Były szef Amber Gold nie odpowiedział na większość pytań. Zasłaniał się postępowaniem karnym, które toczy się przed gdańskim sądem.

Poszkodowani, którzy przyszli obserwować proces, mówili, że liczą, że uda się im odzyskać choć część pieniędzy. Łącznie domagają się ponad 26 milionów złotych, czyli kwoty zainwestowanej w utracone przez nich lokaty.

Zdaniem pełnomocnika pokrzywdzonych Marcina Szymańskiego, zeznania Marcina P., potwierdziły, że organy państwa w sprawie Amber Gold nie działały właściwie.

Reprezentująca Skarb Państwa Prokuratoria Generalna wnosi o oddalenie pozwu. Małgorzata Sieńko wskazywała, że ewentualne zaniechania prokuratury nie pozostają w związku z decyzjami klientów o lokowaniu środków w Amber Gold. Zaznaczyła, że zdaniem strony pozwanej każdy kto podpisuje umowę, powinien ją przeczytać i rozważyć ryzyko, jakie się z nią wiąże.

Przedstawicielka strony pozwanej powiedziała, że każdy kto decyduje się podjąć ryzyko, ponosi jego konsekwencje.

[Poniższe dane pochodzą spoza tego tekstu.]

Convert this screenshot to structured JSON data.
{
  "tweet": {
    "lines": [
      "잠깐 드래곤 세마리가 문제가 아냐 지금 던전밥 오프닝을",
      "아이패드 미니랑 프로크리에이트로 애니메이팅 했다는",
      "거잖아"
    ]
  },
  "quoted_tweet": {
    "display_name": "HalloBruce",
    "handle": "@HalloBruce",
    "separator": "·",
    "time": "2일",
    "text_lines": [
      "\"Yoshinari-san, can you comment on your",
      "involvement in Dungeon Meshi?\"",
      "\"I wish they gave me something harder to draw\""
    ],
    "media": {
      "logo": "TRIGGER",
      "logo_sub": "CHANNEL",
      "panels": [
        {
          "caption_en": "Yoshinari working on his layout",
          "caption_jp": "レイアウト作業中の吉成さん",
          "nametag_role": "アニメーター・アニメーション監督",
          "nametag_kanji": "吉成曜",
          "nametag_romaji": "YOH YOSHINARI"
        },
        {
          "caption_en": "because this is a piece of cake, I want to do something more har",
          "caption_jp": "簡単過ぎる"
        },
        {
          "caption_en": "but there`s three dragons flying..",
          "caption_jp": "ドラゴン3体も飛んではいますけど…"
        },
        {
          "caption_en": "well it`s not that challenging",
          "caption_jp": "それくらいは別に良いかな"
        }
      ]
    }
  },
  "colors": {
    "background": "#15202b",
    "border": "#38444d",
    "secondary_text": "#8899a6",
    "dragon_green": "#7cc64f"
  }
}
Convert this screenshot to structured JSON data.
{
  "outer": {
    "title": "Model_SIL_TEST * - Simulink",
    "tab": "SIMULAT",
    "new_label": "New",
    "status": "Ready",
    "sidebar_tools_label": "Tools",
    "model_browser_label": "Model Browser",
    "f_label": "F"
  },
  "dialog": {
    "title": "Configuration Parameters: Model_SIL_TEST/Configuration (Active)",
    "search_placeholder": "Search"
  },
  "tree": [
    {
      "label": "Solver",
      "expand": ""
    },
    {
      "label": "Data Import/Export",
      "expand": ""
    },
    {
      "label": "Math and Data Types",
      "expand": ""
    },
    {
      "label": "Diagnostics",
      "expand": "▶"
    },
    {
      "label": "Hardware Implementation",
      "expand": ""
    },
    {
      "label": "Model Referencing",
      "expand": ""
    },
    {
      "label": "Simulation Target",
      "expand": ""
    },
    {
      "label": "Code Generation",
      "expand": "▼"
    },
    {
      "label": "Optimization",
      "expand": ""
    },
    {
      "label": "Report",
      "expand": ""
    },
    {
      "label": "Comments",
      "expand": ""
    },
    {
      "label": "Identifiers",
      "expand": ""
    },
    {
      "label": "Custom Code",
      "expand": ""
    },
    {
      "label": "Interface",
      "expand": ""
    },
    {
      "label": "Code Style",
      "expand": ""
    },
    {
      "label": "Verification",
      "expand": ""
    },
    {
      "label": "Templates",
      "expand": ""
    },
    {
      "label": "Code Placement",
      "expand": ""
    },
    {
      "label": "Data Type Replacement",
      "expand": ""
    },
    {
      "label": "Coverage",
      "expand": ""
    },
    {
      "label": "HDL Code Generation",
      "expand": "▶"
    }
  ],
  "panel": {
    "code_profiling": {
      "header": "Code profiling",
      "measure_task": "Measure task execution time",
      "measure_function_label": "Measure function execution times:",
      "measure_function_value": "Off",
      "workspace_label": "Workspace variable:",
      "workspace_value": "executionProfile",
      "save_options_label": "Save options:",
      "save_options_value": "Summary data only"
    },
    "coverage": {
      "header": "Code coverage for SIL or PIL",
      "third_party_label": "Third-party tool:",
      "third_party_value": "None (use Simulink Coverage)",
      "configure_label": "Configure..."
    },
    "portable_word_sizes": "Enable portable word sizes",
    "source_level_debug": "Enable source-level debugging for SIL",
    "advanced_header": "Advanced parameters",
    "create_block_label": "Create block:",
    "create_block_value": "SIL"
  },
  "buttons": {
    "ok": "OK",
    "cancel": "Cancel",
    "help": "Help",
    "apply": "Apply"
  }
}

Proces cywilny w tej sprawie toczy się przed Sądem Okręgowym w Warszawie od listopada ubiegłego roku. Do powództwa, w którym jako odpowiedzialne za zaniechania wskazane zostały między innymi Prokuratura Rejonowa Gdańsk-Wrzeszcz i Prokuratura Okręgowa w Gdańsku, przyłączyło się 246 podmiotów zgłaszających roszczenia odszkodowawcze.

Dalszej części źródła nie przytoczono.